The Independent

Waters still flooded over Vermilionville’s levees

by Christiaan Mader

The flooded river breached the 16 foot levees and likely won't recede for 36 hours.

Flood waters soak the parking lot of the Acadian Cultural Center, which narrowly avoided waters rising around it thanks to its high ground construction.
photo by Travis Gauthier

Levees at Vermilionville and the Bayou Vermilion District, which manages tourism and conservation for the bayou, are still under water from the weekend’s historic flooding. The 16 foot levees cannot be pumped until the river reverts to its natural, south-flowing course and recedes from its current crest at a foot and half above the levee’s breach.

“We need a northerly wind right now pretty bad and I don’t think that’s in the forecast,” says David Cheramie, Bayou Vermilion District’s chief executive officer.

The Vermilion is racing north, aided by winds out of the south, at six times the river’s typical rate of current according to Cheramie. Once the river flows south again, dumping its overflow into the Vermilion Bay, Cheramie expects it could take 24 to 36 hours for the bayou’s flood waters to return below the levee line, and an additional 24 to 36 hours of round-the-clock pumping to evacuate the flood completely. Diesel fuel will be brought in the by the barrel to keep the pumps running, says Cheramie, as they currently don’t have enough reserve fuel to run the pumps long enough to force the water out.

Vermilionville’s collection of historic Acadiana cottages and the BVD’s bayou operations stores remain flooded over while employees and volunteers attempt to salvage and rescue records, water samples and electronics. Cheramie and his team arrived by canoe this morning, parking their cars at higher ground by the National Guard armory nearby.

The dock that launches the BVD’s tourism boat ripped off in the violent river tide over the weekend, slamming in to the Surrey Street bridge at the other end of Vermilionville, according to Cheramie. He reports that other BVD boats strapped to trailers took on water while anchored down, unable to float the rising waters.

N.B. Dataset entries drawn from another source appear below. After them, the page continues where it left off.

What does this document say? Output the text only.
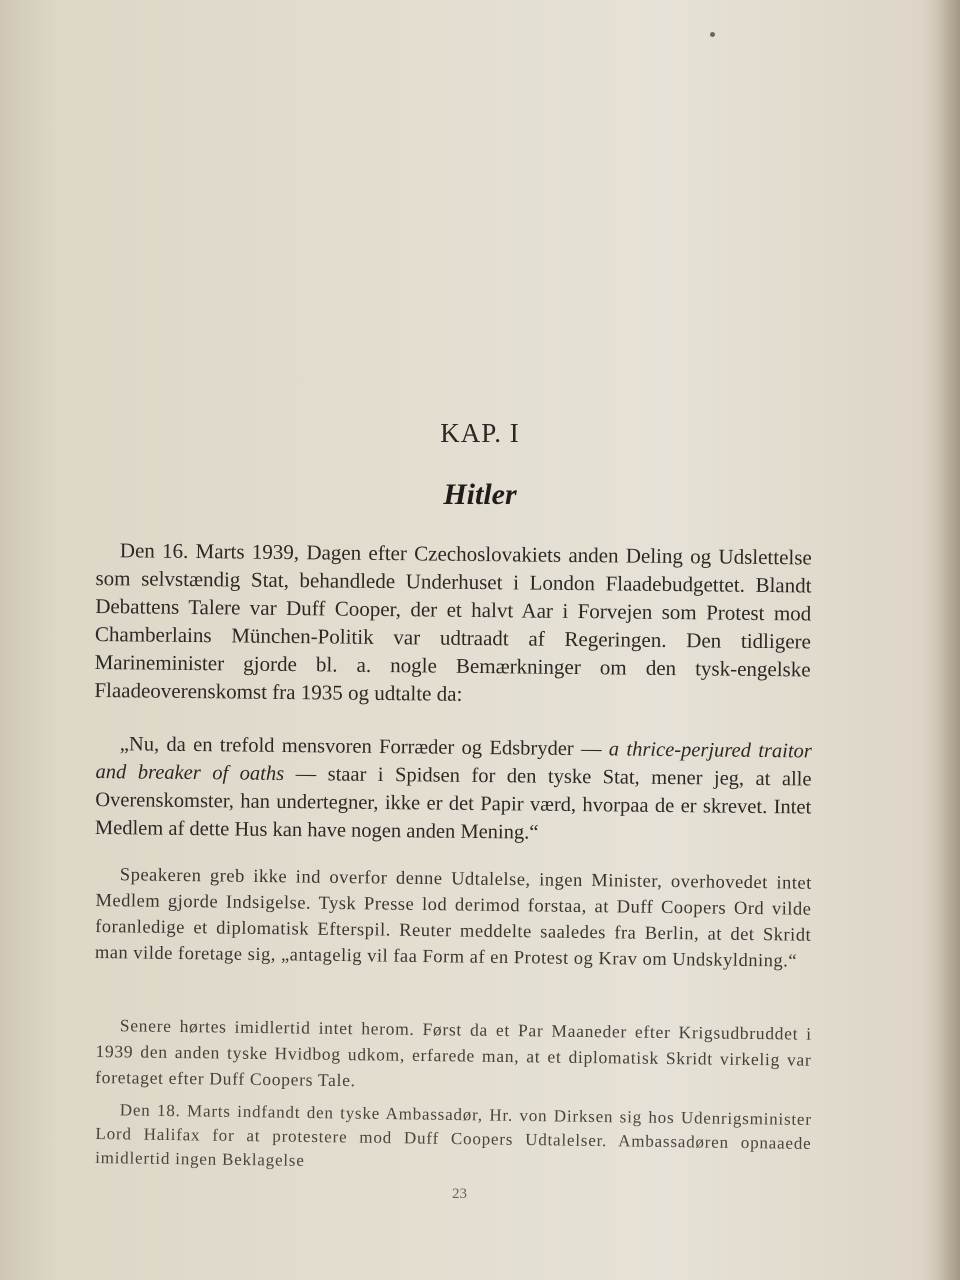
KAP. I
Hitler

Den 16. Marts 1939, Dagen efter Czechoslovakiets anden Deling og Udslettelse som selvstændig Stat, behandlede Underhuset i London Flaadebudgettet. Blandt Debattens Talere var Duff Cooper, der et halvt Aar i Forvejen som Protest mod Chamberlains München-Politik var udtraadt af Regeringen. Den tidligere Marineminister gjorde bl. a. nogle Bemærkninger om den tysk-engelske Flaadeoverenskomst fra 1935 og udtalte da:

„Nu, da en trefold mensvoren Forræder og Edsbryder — a thrice-perjured traitor and breaker of oaths — staar i Spidsen for den tyske Stat, mener jeg, at alle Overenskomster, han undertegner, ikke er det Papir værd, hvorpaa de er skrevet. Intet Medlem af dette Hus kan have nogen anden Mening.“

Speakeren greb ikke ind overfor denne Udtalelse, ingen Minister, overhovedet intet Medlem gjorde Indsigelse. Tysk Presse lod derimod forstaa, at Duff Coopers Ord vilde foranledige et diplomatisk Efterspil. Reuter meddelte saaledes fra Berlin, at det Skridt man vilde foretage sig, „antagelig vil faa Form af en Protest og Krav om Undskyldning.“

Senere hørtes imidlertid intet herom. Først da et Par Maaneder efter Krigsudbruddet i 1939 den anden tyske Hvidbog udkom, erfarede man, at et diplomatisk Skridt virkelig var foretaget efter Duff Coopers Tale.

Den 18. Marts indfandt den tyske Ambassadør, Hr. von Dirksen sig hos Udenrigsminister Lord Halifax for at protestere mod Duff Coopers Udtalelser. Ambassadøren opnaaede imidlertid ingen Beklagelse

23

Three sheep and a mule, acquired by Vermilionville in the last two weeks, were evacuated from their habitats to raised porches, where museum operations director Brady McKellar tended to and fed them overnight Saturday, the day which saw the heaviest crush of rain.

Also on site at the Vermilionville campus is office space rented to Louisiana Folks Root, which took on about a foot and a half of water according to director Todd Mouton. Mouton says the cultural preservation organization lost none of the valuable artifacts stored there, and has accounted for all personnel.

While low lying baseball fields and tennis courts remain flooded in Beaver Park, Cheramie says the Jean Lafitte Cultural Center and its collection of Acadian exhibits and artifacts was spared the flood’s rise, only taking water into the parking lot at a level reaching halfway up the center’s ground-sited sign.

Cheramie conservatively estimates that the wider Vermilionville area could be fully drained by Friday, at which point staff and volunteers will begin the arduous work of restoration and recovery for the historic village and bayou operations center.